In April 2011, she reached her goal and started her online journal about the little paintings.
“I’ve done another 150 since then,” she says.
Rosenthal is also an enthusiastic member of www.dailypaintworks, which ties her to more than 1,000 other painters.
Flipping open her laptop, she clicks onto a virtual gallery and her paintings pop up and fill the screen.
“It’s great. You have the opportunity to post your work with other painters from all over.”
Rosenthal’s other antidote to “artist isolation” is the Upstate Artists Monthly Painting Challenge, a small group of artists who meet monthly at The Fortunate Cup, a cafe in Saratoga Springs.
Every month, there’s a painting theme (September is kitchen); and they bring their work to show each other, post on their website and exhibit at the cafe.
“It’s fun. It’s nice to be connected,” she says.
Rosenthal also belongs to the Schenectady Art Society, which exhibits at Schenectady County Community College and on Art Night in Robb Alley at Proctors.
If the shoe fits . . .
This Saturday will be Rosenthal’s seventh appearance at the Stockade art show, where she won the Honorable Mention Award three times before taking third prize in 2010 with “Shoe Fetish,” a painting that depicts a row of women’s pumps and heels perched on shoeboxes.
Another shoe painting happened at Beekman Street, when the artists decided to do each other’s portraits.
“I don’t do faces, so I did their shoes.
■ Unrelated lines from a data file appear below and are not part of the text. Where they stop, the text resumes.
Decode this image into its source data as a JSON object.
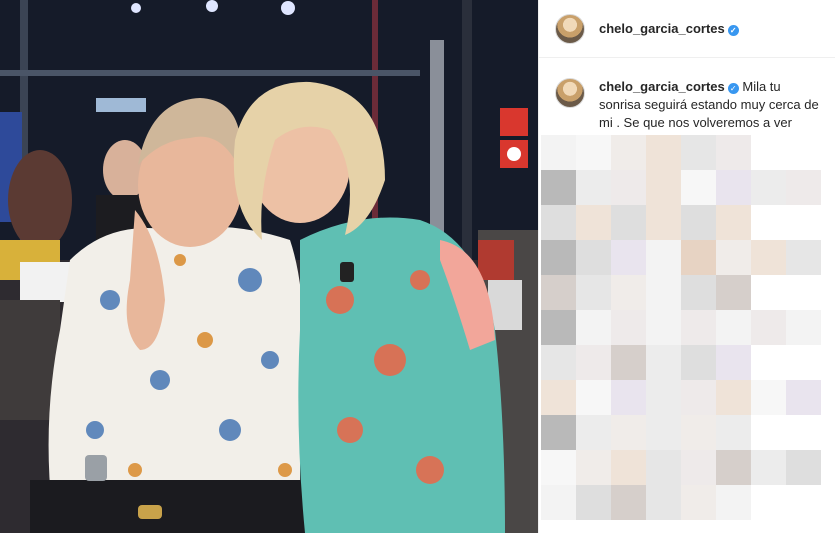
{
  "post": {
    "username": "chelo_garcia_cortes",
    "verified_icon": "verified-badge-icon",
    "caption_username": "chelo_garcia_cortes",
    "caption_text": "Mila tu sonrisa seguirá estando muy cerca de mi . Se que nos volveremos a ver amiga ."
  },
  "colors": {
    "verified": "#3897f0",
    "text": "#262626",
    "border": "#efefef"
  }
}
These are shoe portraits,” she says, pointing to high heels, Birkenstocks and moccasins.
“These are Amejo’s [artist Amejo Amyot] Crocs,” she says of the image of comfy pink clogs.
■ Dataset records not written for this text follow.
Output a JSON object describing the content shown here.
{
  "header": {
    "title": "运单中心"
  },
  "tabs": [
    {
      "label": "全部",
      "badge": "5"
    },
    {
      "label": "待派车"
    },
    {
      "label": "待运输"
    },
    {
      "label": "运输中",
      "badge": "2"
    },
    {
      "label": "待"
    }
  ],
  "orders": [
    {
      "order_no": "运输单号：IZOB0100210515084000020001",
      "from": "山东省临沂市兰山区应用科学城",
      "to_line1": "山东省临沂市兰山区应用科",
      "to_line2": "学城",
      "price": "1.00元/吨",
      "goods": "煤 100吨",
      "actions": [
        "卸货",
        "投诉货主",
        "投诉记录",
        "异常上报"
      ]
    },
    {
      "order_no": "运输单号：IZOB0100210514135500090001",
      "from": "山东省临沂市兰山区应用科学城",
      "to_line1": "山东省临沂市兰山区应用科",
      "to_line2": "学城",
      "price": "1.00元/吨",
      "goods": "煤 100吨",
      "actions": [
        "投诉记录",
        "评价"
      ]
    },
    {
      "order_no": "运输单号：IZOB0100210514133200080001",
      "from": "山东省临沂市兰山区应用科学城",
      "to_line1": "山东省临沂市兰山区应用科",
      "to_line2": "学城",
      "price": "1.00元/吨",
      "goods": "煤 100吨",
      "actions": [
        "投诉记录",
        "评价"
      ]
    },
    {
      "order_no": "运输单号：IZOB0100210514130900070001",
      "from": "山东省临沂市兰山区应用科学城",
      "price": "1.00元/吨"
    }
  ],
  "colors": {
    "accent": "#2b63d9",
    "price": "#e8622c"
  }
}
“I am here, in the center. Little black princess heel shoes. I think my mother gave them to me.”
As with the pocketbooks, Rosenthal has no special interest in shoes or shoe fashion.
But shopping does provide both inspiration and interesting objects.
“Some I got at the thrift. Some I bought at Macy’s. Some at Target.”
When her husband goes food shopping, she asks him to pick up fruits and vegetables with “flat bottoms,” so they can stand while she paints them, and often she’ll request a certain color of produce.
“People respond to bright colors; they make them feel good,” she says.
“I’m not an edgy person. I have a bright outlook.”
In art history, her inspiration comes from 19th century European and mid-20th century American art, and artists Wayne Thiebaud, Janet Fish and Fairfield Porter.
“When I paint, all of life’s daily activities disappear and only the color of my paint and my brushstrokes remain,” she says.
Hats as focal point
One of her current projects is painting images of women’s hats, and she’ll be bringing those to the Stockade show.
Before she picked up her brush, she hunted for some vintage hats at a shop in Ballston Spa and read a poem about women’s hats.
Rosenthal, who likes to wear a baseball cap when she’s outside, thought about the women who once wore elegant hats and what it might feel like.
“I don’t wear fancy hats, but it always intrigued me,” she says.
“Sassy hats, bold hats. Why do women wear these hats?”